「そんなに心配するほどのことじゃない。毒の匂いをおさえるために量が少なかったのが幸いしたな。しびれが残っているが、呼吸も苦しくないし、しばらく休めば大丈夫だ」

「そうか」

 ほ、と息を吐いた天明が、崩れるように長椅子に座る晴明に手を貸す。

「くそっ……俺が変わっていれば……!」

「私の休憩の時間だったんだ。いつもの饅頭だと思ったから油断した。それか、紅華殿も一緒だったから、浮かれていたのかな」

「陛下……」

 苦しいだろうに、晴明は紅華を気遣うようにそう言った。天明は唇をかみしめる。

「今、給仕をしてた者を調べさせている。毒を盛った奴を見つけたら……許さない」

「天明」

 晴明は、落ち着かせるために、天明の手を握った。 

「私は、大丈夫だから」

 その意を汲み取った天明は、目を閉じて苛立った顔を伏せた。

 その時、扉が開いて睡蓮が入ってくる。

「陛下、氾先生がこれを」

 薬の包みを晴明に渡すと、睡蓮は水差しから湯呑みに水をそそいで晴明に渡す。だが晴明の震える手では、それを受け取ることができない。

「失礼します」

 すると、睡蓮はすばやく晴明の手から薬の包みを取り、それを開いて晴明の口元に運んだ。粉を全部口の中に入れると、持っていた湯呑みを晴明に飲ませる。体のしびれが強くうまく飲めずに少しこぼしたが、晴明はなんとか薬を口にすることができた。

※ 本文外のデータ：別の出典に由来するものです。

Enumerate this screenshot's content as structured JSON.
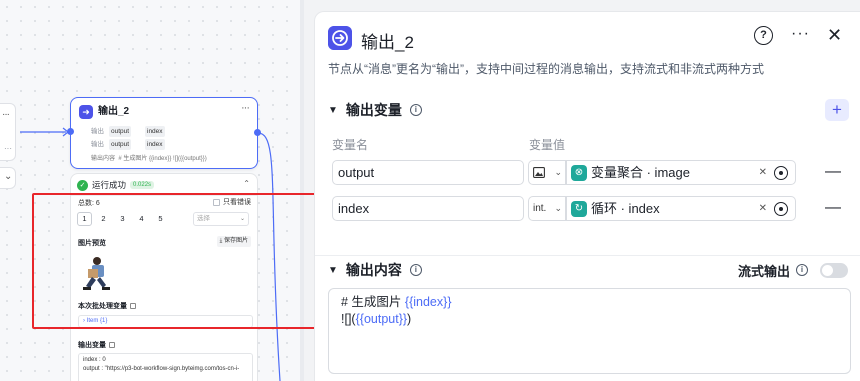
{
  "canvas": {
    "node": {
      "title": "输出_2",
      "rows": [
        {
          "label": "输出",
          "tag1": "output",
          "tag2": "index"
        },
        {
          "label": "输出",
          "tag1": "output",
          "tag2": "index"
        }
      ],
      "content_label": "输出内容",
      "content_value": "# 生成图片 {{index}} ![]({{output}})"
    },
    "run": {
      "status": "运行成功",
      "time": "0.022s",
      "total": "总数: 6",
      "only_errors": "只看错误",
      "pages": [
        "1",
        "2",
        "3",
        "4",
        "5"
      ],
      "select_placeholder": "选择",
      "image_preview": "图片预览",
      "save_image": "保存图片",
      "batch_vars": "本次批处理变量",
      "batch_value": "Item {1}",
      "output_vars": "输出变量",
      "out_index": "index : 0",
      "out_output": "output : \"https://p3-bot-workflow-sign.byteimg.com/tos-cn-i-"
    }
  },
  "panel": {
    "title": "输出_2",
    "description": "节点从“消息”更名为“输出”，支持中间过程的消息输出，支持流式和非流式两种方式",
    "output_vars": {
      "heading": "输出变量",
      "col_name": "变量名",
      "col_value": "变量值",
      "rows": [
        {
          "name": "output",
          "type": "",
          "ref": "变量聚合 · image"
        },
        {
          "name": "index",
          "type": "int.",
          "ref": "循环 · index"
        }
      ]
    },
    "output_content": {
      "heading": "输出内容",
      "stream_label": "流式输出",
      "line1_prefix": "# 生成图片 ",
      "line1_tpl": "{{index}}",
      "line2_prefix": "![](",
      "line2_tpl": "{{output}}",
      "line2_suffix": ")"
    }
  },
  "colors": {
    "accent": "#4d53e8",
    "highlight": "#e8262b",
    "success": "#2fb350",
    "ref_icon": "#1fa89a"
  }
}
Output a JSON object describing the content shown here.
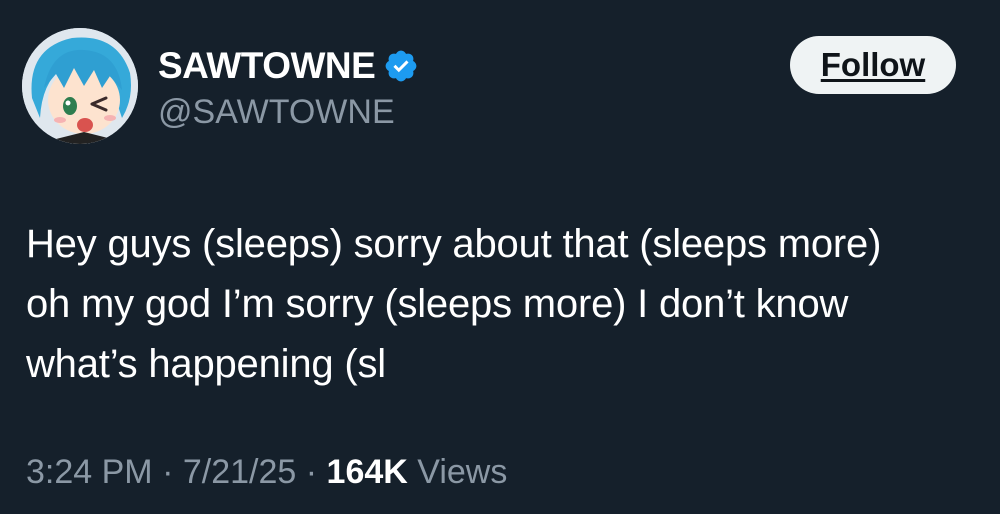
{
  "author": {
    "display_name": "SAWTOWNE",
    "handle": "@SAWTOWNE",
    "verified": true,
    "verified_color": "#1d9bf0"
  },
  "follow_button": {
    "label": "Follow"
  },
  "tweet": {
    "lines": [
      "Hey guys (sleeps) sorry about that (sleeps more)",
      "oh my god I’m sorry (sleeps more) I don’t know",
      "what’s happening (sl"
    ]
  },
  "meta": {
    "time": "3:24 PM",
    "separator": "·",
    "date": "7/21/25",
    "views_count": "164K",
    "views_label": "Views"
  },
  "colors": {
    "background": "#15202b",
    "secondary_text": "#8b98a5",
    "button_bg": "#eff3f4"
  }
}
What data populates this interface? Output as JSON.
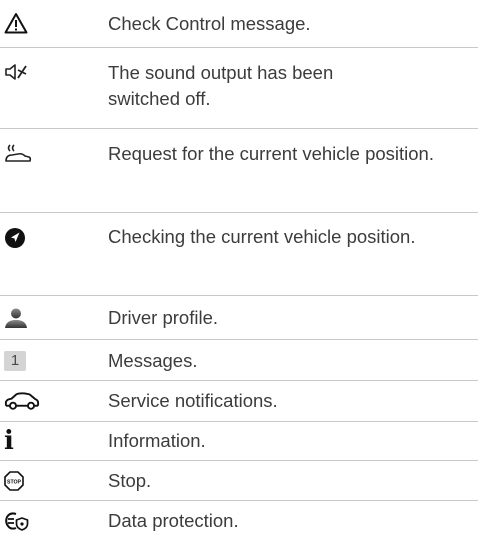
{
  "rows": [
    {
      "icon": "warning-triangle-icon",
      "text": "Check Control message."
    },
    {
      "icon": "speaker-muted-icon",
      "text": "The sound output has been switched off."
    },
    {
      "icon": "vehicle-position-request-icon",
      "text": "Request for the current vehicle position."
    },
    {
      "icon": "navigation-arrow-icon",
      "text": "Checking the current vehicle position."
    },
    {
      "icon": "driver-profile-icon",
      "text": "Driver profile."
    },
    {
      "icon": "messages-badge-icon",
      "text": "Messages.",
      "badge": "1"
    },
    {
      "icon": "car-outline-icon",
      "text": "Service notifications."
    },
    {
      "icon": "info-icon",
      "text": "Information.",
      "glyph": "i"
    },
    {
      "icon": "stop-sign-icon",
      "text": "Stop.",
      "glyph": "STOP"
    },
    {
      "icon": "data-protection-icon",
      "text": "Data protection."
    }
  ]
}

 晴明は、長椅子に背を預けて大きく息を吐く。こころなしか、顔色も戻ってきたようだった。

「いかがです? 体は動きますか?」

 しばらく様子を見ていた睡蓮が、心配そうに声をかけた。

「ありがとう、睡蓮。もう大丈夫だ」

 弱々しくもはっきりと言って、晴明は後ろで見ていた紅華に目を向けた。

「みっともない姿を見せてしまったね。そろそろ挨拶の準備をしなくてはいけない。あなたは、もう行ってください」

「でも……」

「これ以上、あなたに無様な姿を見せたくないのですよ」

 ちらり、と晴明が天明に視線を向けると、察した天明は紅華に笑ってみせた。

「俺が晴明についているんだ。心配するな」

 天明は、いつもの調子で軽く言った。二人にそう言われてしまえば、紅華も無理にとは言えない。

「わかりました。では、御前失礼します。ご無理なさいませんように、晴明様」

「ありがとう。また、一緒にお茶を飲もう、今度は毒抜きの饅頭でね」

 まだ青白い顔で、晴明はそんな風に言って笑った。その白い顔を見ながら、紅華はこわばった笑顔で、はい、と小さく答えて、睡蓮と一緒に執務室をあとにした。

 部屋へ戻りながらも、後ろ髪をひかれる思いで紅華はちらりと背後を振り返る。

「陛下、本当に大丈夫かしら」

「解毒薬が効けば、おそらくもう大丈夫です」

「陛下も睡蓮も、手慣れていたわね。こういうことって、初めてではないの?」

 紅華の背後について歩いていた睡蓮が、硬い声で答えた。

「……はい。皇太子だったころから、お命を狙われることは度々ありました」

「どうしてそんな……」

 睡蓮は、一拍置いてから答えた。

「晴明様の御母堂様は、後宮内ではあまりよく思われていない方でした。それで第一皇子とはいえ晴明陛下が皇太子となられたことは反発も大きく……皇帝に即位された晴明様を弑しようとする輩がいるものと思われます」 

 紅華は、天蓋が落ちた時のことを思い出してぞっとした。多少の覚悟はしていたが、まさかこれほど日常茶飯事に人の命を左右する出来事が起こるとは。

「平和な後宮なんて、どこにもないのね」

「ですから晴明様は、皇太子であったころから、後宮にはたった一人のお妃様しか置かないと宣言しておられました」

「え?」

 初めて聞く話に、紅華は睡蓮を振り返る。